Several witnesses identified Coles as the Clé robber after reviewing the
spread. In January 2020, Coles was charged with aiding and abetting
interference with commerce by robbery in violation of 18 U.S.C. §§ 2
and 1951(a), and aiding and abetting, carrying, brandishing, and discharge of
a firearm during and in relation to a crime of violence in violation of 18 U.S.C.
§§ 2 and 924(c)(1)(A)(iii). Prior to trial, the Government notified Coles and
the court that it might seek to admit Coles’s prior offenses, including the
Cowboy Jack’s robbery, in accord with Federal Rules of Evidence 404(b) and
609.
       At trial, multiple witnesses identified Coles as the Clé robber. March
and Green testified that, despite Green’s initial belief that Glover was the
robber, March’s more thorough investigation correctly concluded that
Glover could not have been the robber. And Glover testified that during the
Clé robbery he was in Minnesota at his son’s birthday party.
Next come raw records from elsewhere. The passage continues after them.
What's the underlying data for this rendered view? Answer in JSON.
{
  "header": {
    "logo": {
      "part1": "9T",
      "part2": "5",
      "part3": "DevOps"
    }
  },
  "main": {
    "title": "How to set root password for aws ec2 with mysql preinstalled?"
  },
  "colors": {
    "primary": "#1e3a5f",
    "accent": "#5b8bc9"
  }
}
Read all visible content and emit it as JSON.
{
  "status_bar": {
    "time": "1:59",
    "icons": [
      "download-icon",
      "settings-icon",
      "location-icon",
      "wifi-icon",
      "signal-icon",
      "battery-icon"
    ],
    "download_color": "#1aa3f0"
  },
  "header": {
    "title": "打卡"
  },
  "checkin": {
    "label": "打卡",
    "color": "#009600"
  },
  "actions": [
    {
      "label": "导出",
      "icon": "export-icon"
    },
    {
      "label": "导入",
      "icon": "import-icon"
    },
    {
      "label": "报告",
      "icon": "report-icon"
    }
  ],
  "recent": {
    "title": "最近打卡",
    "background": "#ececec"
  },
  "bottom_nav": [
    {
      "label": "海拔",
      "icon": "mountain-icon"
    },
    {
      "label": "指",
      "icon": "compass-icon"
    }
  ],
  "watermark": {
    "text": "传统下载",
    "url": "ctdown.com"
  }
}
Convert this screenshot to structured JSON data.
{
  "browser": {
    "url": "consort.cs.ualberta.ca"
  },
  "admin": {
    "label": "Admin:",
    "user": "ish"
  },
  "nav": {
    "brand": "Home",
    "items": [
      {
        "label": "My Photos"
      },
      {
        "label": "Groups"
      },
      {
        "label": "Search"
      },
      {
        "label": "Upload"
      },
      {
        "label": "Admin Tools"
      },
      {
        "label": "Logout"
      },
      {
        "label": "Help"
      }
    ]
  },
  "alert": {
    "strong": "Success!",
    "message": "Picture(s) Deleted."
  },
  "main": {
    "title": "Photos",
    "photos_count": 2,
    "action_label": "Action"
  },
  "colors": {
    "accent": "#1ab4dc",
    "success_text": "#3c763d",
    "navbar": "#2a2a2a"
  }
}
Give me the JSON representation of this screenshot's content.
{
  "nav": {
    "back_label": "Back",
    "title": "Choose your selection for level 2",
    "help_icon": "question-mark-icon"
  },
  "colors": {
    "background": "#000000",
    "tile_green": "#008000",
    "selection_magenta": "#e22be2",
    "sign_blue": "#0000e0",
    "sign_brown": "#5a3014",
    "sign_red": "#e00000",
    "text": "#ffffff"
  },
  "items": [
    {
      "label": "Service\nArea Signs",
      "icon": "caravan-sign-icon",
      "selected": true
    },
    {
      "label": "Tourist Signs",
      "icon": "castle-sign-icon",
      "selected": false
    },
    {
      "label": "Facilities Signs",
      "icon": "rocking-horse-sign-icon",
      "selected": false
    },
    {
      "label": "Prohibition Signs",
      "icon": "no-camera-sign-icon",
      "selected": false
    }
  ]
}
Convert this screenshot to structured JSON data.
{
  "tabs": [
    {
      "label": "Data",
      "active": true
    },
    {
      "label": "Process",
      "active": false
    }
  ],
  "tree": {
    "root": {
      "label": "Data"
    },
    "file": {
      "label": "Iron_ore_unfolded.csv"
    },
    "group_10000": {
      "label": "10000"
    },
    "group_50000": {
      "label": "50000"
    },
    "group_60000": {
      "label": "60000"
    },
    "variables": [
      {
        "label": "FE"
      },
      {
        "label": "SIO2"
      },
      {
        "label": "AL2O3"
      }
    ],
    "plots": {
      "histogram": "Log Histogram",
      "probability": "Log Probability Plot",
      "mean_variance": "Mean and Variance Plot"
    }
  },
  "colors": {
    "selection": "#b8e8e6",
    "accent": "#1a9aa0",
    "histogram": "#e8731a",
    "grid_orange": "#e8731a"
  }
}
He also
identified his Minnesota Identification Card, which Coles possessed during
the Louisiana traffic stop, and which the Clé robber used to gain employment.
Glover stated that he lost the card sometime in 2018 or 2019. He testified
that his wife introduced Coles to Glover in 2018, and Coles visited Glover’s
house for family events while Coles lived in Minnesota.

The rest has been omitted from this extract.